There are few notes for this issue:

  1. 2012705 – BI iView’s are not render correctly when using Internet Explorer 10 and above.This note solves the issue for BI iViews only (the property “DefaultDocumentMode” is added only to BI iView template.
  2. 2098706 – iView rendered corruptly when using IE10 and above when executing it directly or from headerless window This note extends the solution for all AI iViews
  3. 2163649 – More scenarios of opening an iView directly (standalone) with IE10 and above causes rendering issues (continuation of note 2098706) This note fixes a regression from note 2098706

 

 

 

 

These are all of the issues that I’m aware of at the moment. I hope that this blog made some sense in all the confusion around the portal and IE.

 

I want to end this blog with some good news.

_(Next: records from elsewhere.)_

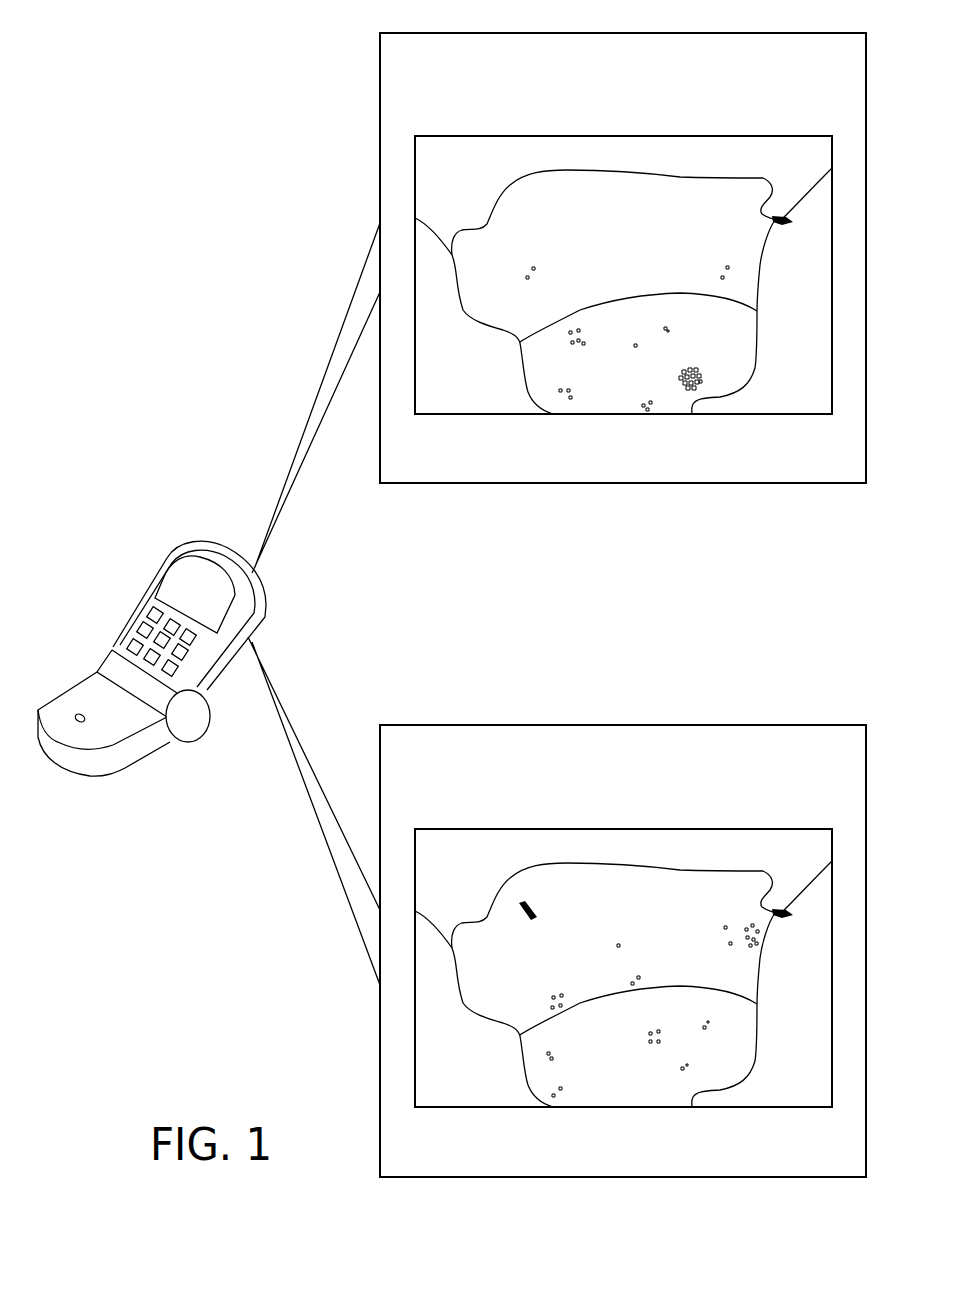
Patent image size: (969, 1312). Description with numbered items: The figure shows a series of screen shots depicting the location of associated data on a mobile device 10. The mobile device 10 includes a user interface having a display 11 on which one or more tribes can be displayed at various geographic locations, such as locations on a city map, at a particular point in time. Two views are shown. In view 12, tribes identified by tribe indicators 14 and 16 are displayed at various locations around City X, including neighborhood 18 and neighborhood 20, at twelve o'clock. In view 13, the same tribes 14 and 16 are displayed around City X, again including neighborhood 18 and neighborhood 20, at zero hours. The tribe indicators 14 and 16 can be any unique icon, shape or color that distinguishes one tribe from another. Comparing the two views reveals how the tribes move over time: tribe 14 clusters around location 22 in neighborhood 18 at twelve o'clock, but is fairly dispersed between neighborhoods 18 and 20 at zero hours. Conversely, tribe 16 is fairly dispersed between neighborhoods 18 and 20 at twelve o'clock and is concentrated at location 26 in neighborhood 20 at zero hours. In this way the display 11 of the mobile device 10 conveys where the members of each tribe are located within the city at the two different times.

The mobile device 10 is at (108, 650).
The display 11 is at (167, 590).
The view 12 is at (380, 137).
The view 13 is at (380, 771).
The tribe indicator 14 is at (535, 268).
The tribe indicator 16 is at (634, 345).
The neighborhood 18 is at (543, 397).
The neighborhood 20 is at (760, 277).
The location 22 is at (693, 363).
The location 26 is at (536, 917).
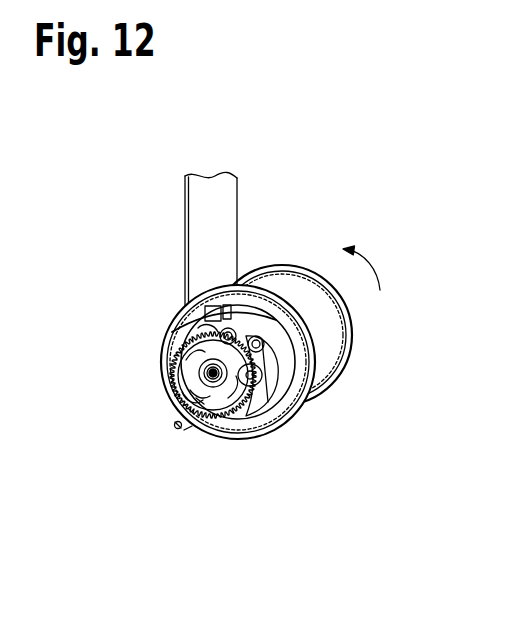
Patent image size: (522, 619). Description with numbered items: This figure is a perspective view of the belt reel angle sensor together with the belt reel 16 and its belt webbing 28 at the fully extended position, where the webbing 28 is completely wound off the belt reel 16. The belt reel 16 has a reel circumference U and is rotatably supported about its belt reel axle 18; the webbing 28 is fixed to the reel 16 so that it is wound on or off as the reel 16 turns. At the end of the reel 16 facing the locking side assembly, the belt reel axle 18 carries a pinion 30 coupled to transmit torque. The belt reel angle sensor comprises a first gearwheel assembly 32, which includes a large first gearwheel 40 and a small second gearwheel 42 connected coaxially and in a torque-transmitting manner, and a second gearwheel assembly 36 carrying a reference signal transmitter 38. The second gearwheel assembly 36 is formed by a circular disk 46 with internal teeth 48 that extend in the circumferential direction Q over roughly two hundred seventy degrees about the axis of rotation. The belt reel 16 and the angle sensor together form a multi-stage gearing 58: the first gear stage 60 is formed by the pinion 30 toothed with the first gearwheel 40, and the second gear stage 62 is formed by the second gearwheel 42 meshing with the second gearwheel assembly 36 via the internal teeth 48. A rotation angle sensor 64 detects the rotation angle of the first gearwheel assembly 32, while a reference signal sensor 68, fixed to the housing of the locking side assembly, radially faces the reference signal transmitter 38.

The belt reel 16 is at (298, 296).
The belt reel axle 18 is at (222, 388).
The belt webbing 28 is at (197, 226).
The pinion 30 is at (213, 373).
The first gearwheel assembly 32 is at (236, 318).
The second gearwheel assembly 36 is at (253, 334).
The reference signal transmitter 38 is at (263, 363).
The first gearwheel 40 is at (209, 372).
The second gearwheel 42 is at (222, 349).
The circular disk 46 is at (260, 392).
The internal teeth 48 is at (200, 395).
The multi-stage gearing 58 is at (184, 428).
The first gear stage 60 is at (195, 385).
The second gear stage 62 is at (200, 313).
The rotation angle sensor 64 is at (208, 336).
The reference signal sensor 68 is at (173, 424).
The circumferential direction Q is at (380, 298).
The reel circumference U is at (340, 335).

You were probably thinking “why don’t they just adjust the main framework pages in the portal to be compliant with standards mode? This would solve many of the issues mentioned here!”

 

Well… we are! In the next SPs of 7.31 (SP14) and 7.40 (SP9) the Ajax Framework Page will support standards mode!

You can read the blog that my colleague Matan Mizrahi wrote about the Ajax Standards Framework page: Ajax Framework Page in IE standards mode and the note which describe the framework page is: 2001910 – AFP Standards mode support.